Website Data Scrape Using Python BeautifulSoup Library
Website Data Scrape Using Python BeautifulSoup Library

Website: http://iplfixture.com/vivo-ipl-2018-schedule-venue-match-time-table/http://iplfixture.com/vivo-ipl-2018-schedule-venue-match-time-table/

This is how it looks like on our csv file after extracting data.

Scraped Data From HTML Website Table
Scraped Data From HTML Website Table

3. Python Code to Scrape Website Data

Ready to do the trick? Well then, better start coding. First you have to choose an IDE for coding with python.

You can use Sublime text or some text editor you’re familiar with. (Hopefully, not the notepad.) The IDE I’m using is PyCharm Community. If you’re hoping to carry out more python developing, I suggest you install this.

Get HTML Table Name: Now it’s time to have basic knowledge about inside of a website. As we know, a website is made of elements, which were defined with a language called HTML. In this website’s elements, There is the one we need to scrape.

  • You can view the elements of a website by pressing F12.
  • Now we have to find the element that represent the table that we need to scrape.
  • You can see the <tbody> tag surrounds the whole table we need.

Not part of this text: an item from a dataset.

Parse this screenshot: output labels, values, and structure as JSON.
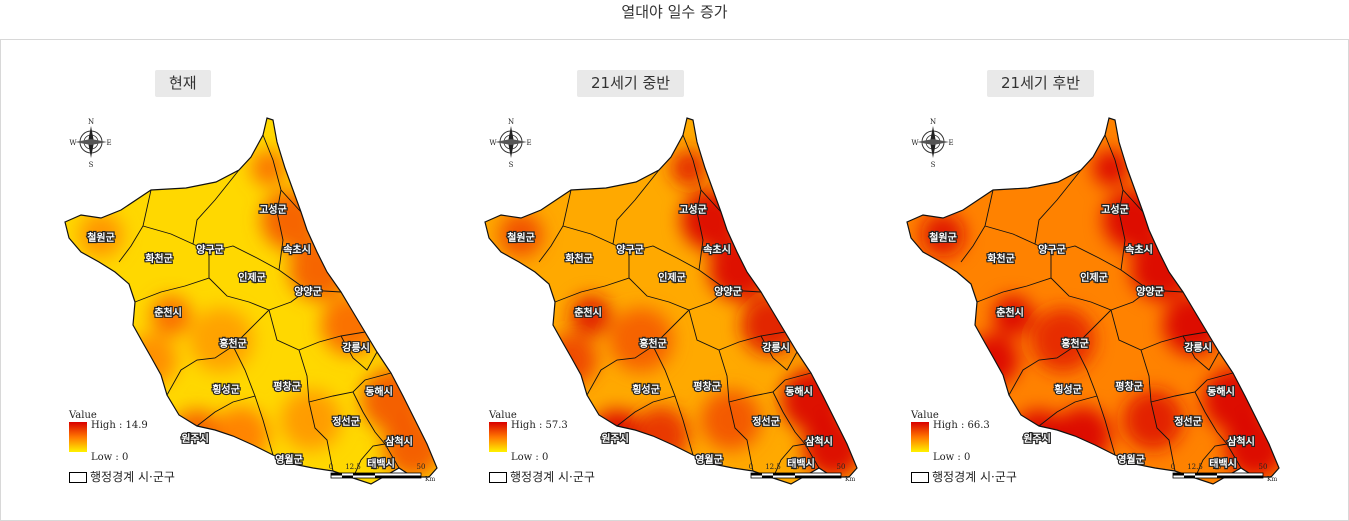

Now, let’s go get it!

Here is the Python code snippet to extract the Table in Website to Excel, Let’s get the code explained.

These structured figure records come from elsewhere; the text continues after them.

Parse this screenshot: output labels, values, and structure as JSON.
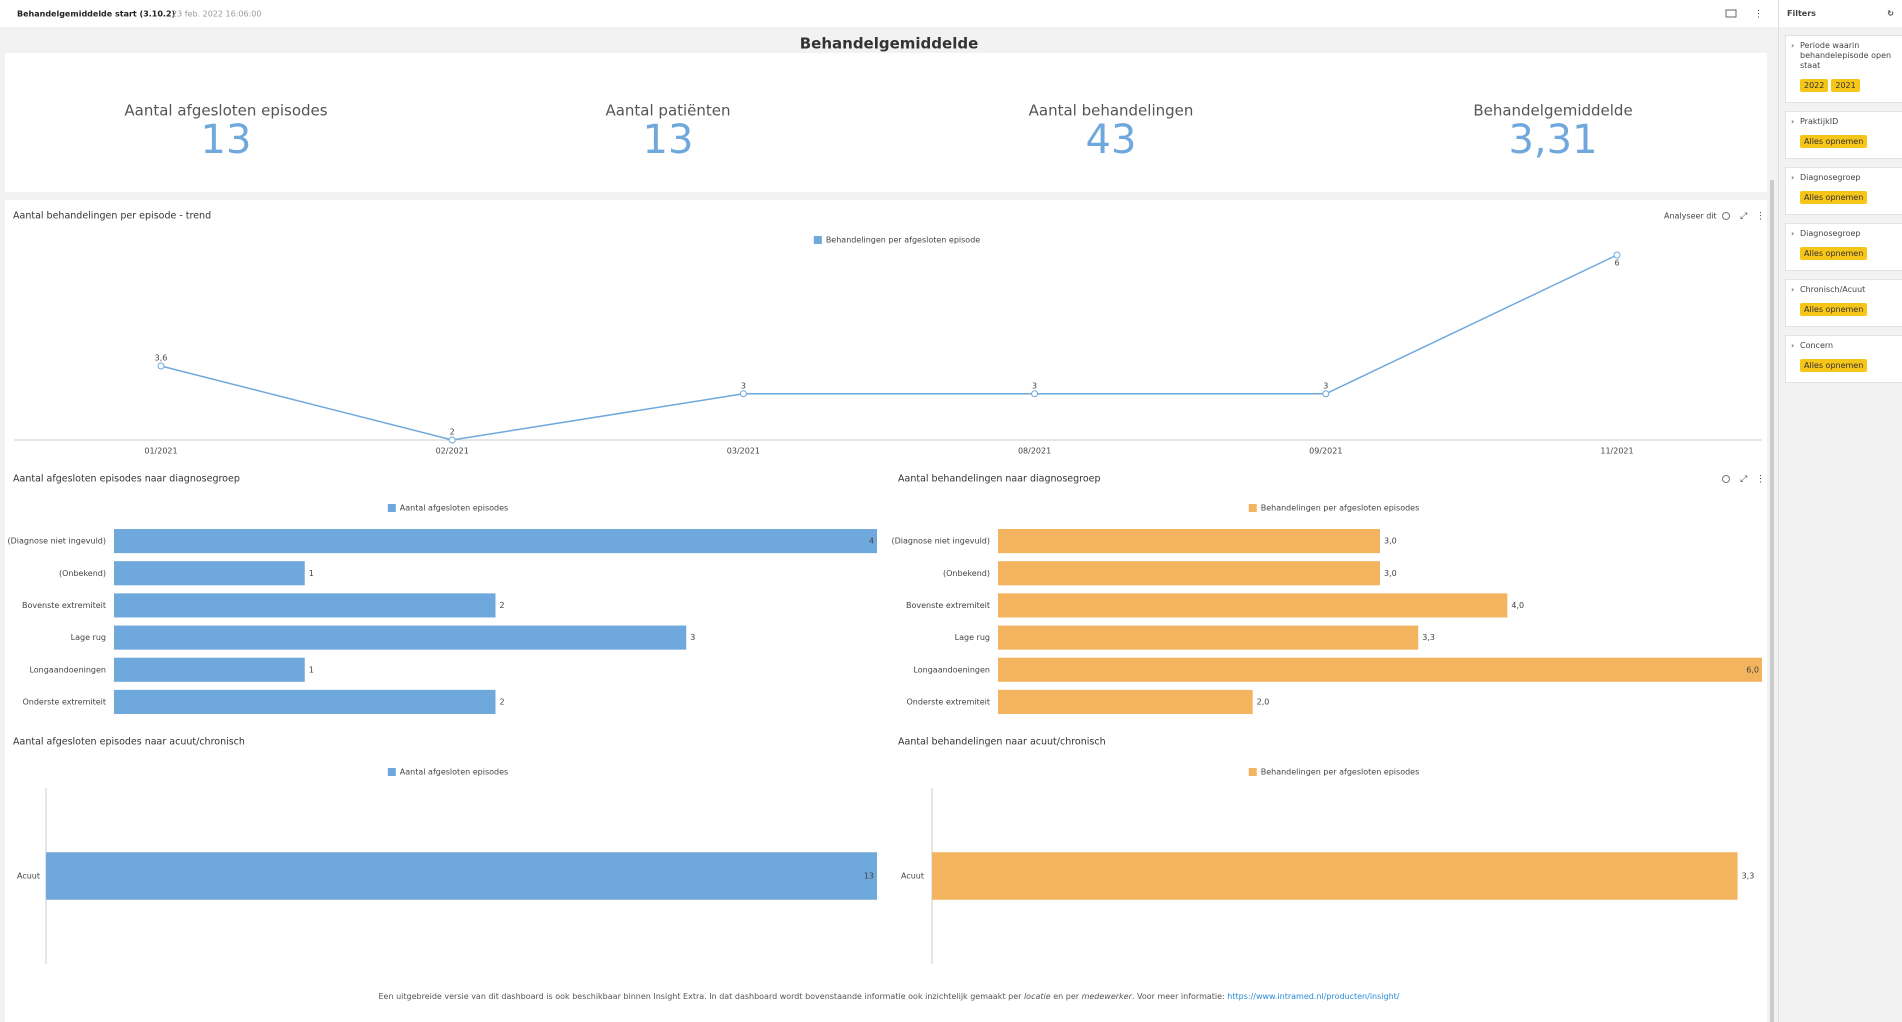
{
  "header": {
    "title": "Behandelgemiddelde start (3.10.2)",
    "timestamp": "23 feb. 2022 16:06:00"
  },
  "page_title": "Behandelgemiddelde",
  "kpis": [
    {
      "label": "Aantal afgesloten episodes",
      "value": "13"
    },
    {
      "label": "Aantal patiënten",
      "value": "13"
    },
    {
      "label": "Aantal behandelingen",
      "value": "43"
    },
    {
      "label": "Behandelgemiddelde",
      "value": "3,31"
    }
  ],
  "analyse_label": "Analyseer dit",
  "chart_data": [
    {
      "type": "line",
      "title": "Aantal behandelingen per episode - trend",
      "categories": [
        "01/2021",
        "02/2021",
        "03/2021",
        "08/2021",
        "09/2021",
        "11/2021"
      ],
      "series": [
        {
          "name": "Behandelingen per afgesloten episode",
          "color": "#6fa8dc",
          "values": [
            3.6,
            2,
            3,
            3,
            3,
            6
          ],
          "value_labels": [
            "3,6",
            "2",
            "3",
            "3",
            "3",
            "6"
          ]
        }
      ],
      "ylim": [
        2,
        6
      ]
    },
    {
      "type": "bar",
      "horizontal": true,
      "title": "Aantal afgesloten episodes naar diagnosegroep",
      "categories": [
        "(Diagnose niet ingevuld)",
        "(Onbekend)",
        "Bovenste extremiteit",
        "Lage rug",
        "Longaandoeningen",
        "Onderste extremiteit"
      ],
      "series": [
        {
          "name": "Aantal afgesloten episodes",
          "color": "#6fa8dc",
          "values": [
            4,
            1,
            2,
            3,
            1,
            2
          ]
        }
      ],
      "xlim": [
        0,
        4
      ]
    },
    {
      "type": "bar",
      "horizontal": true,
      "title": "Aantal behandelingen naar diagnosegroep",
      "categories": [
        "(Diagnose niet ingevuld)",
        "(Onbekend)",
        "Bovenste extremiteit",
        "Lage rug",
        "Longaandoeningen",
        "Onderste extremiteit"
      ],
      "series": [
        {
          "name": "Behandelingen per afgesloten episodes",
          "color": "#f4b35e",
          "values": [
            3,
            3,
            4,
            3.3,
            6,
            2
          ],
          "value_labels": [
            "3,0",
            "3,0",
            "4,0",
            "3,3",
            "6,0",
            "2,0"
          ]
        }
      ],
      "xlim": [
        0,
        6
      ]
    },
    {
      "type": "bar",
      "horizontal": true,
      "title": "Aantal afgesloten episodes naar acuut/chronisch",
      "categories": [
        "Acuut"
      ],
      "series": [
        {
          "name": "Aantal afgesloten episodes",
          "color": "#6fa8dc",
          "values": [
            13
          ]
        }
      ],
      "xlim": [
        0,
        13
      ]
    },
    {
      "type": "bar",
      "horizontal": true,
      "title": "Aantal behandelingen naar acuut/chronisch",
      "categories": [
        "Acuut"
      ],
      "series": [
        {
          "name": "Behandelingen per afgesloten episodes",
          "color": "#f4b35e",
          "values": [
            3.3
          ],
          "value_labels": [
            "3,3"
          ]
        }
      ],
      "xlim": [
        0,
        3.4
      ]
    }
  ],
  "filters": {
    "title": "Filters",
    "items": [
      {
        "label": "Periode waarin behandelepisode open staat",
        "chips": [
          "2022",
          "2021"
        ]
      },
      {
        "label": "PraktijkID",
        "chips": [
          "Alles opnemen"
        ]
      },
      {
        "label": "Diagnosegroep",
        "chips": [
          "Alles opnemen"
        ]
      },
      {
        "label": "Diagnosegroep",
        "chips": [
          "Alles opnemen"
        ]
      },
      {
        "label": "Chronisch/Acuut",
        "chips": [
          "Alles opnemen"
        ]
      },
      {
        "label": "Concern",
        "chips": [
          "Alles opnemen"
        ]
      }
    ]
  },
  "footer": {
    "parts": [
      "Een uitgebreide versie van dit dashboard is ook beschikbaar binnen Insight Extra. In dat dashboard wordt bovenstaande informatie ook inzichtelijk gemaakt per ",
      "locatie",
      " en per ",
      "medewerker",
      ". Voor meer informatie: "
    ],
    "link": "https://www.intramed.nl/producten/insight/"
  }
}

import  requests  #Pyton Library for send HTTP requests

from bs4 import BeautifulSoup #Python library for handling parsed content

import csv #csv file handling library for python

link = 'http://iplfixture.com/vivo-ipl-2018-schedule-venue-match-time-table/'

def connection(link): #method to send HTTP request and get contents.
    page = requests.get(link)
    soup = BeautifulSoup(page.content,'lxml')
    return soup

table = connection(link).find('table',{'id':'tabcust'}) #called the method

tr = table.find('tbody').find_all('tr')

#cUsing a for loop for get each <td> tag within the <tr> tag.

for t in tr:
    td = (str(t.text).replace('\n',' ')).split()
    print td
    # We have the table's each row now.
    #Now we have to get each <td> tag out separately to append to our excel table.

    #Writing data to the csv file. 
    resultFile = open("out.csv", 'ab')
    wr = csv.writer(resultFile, dialect='excel')
    wr.writerow(td)
    resultFile.close()

I assume you have python installed, and  the basic knowledge of Python, to execute a program & install libraries with pip.

These tutorials are based on Python 2.7.12, However the Python 3.X versions shows the same syntax on this parts.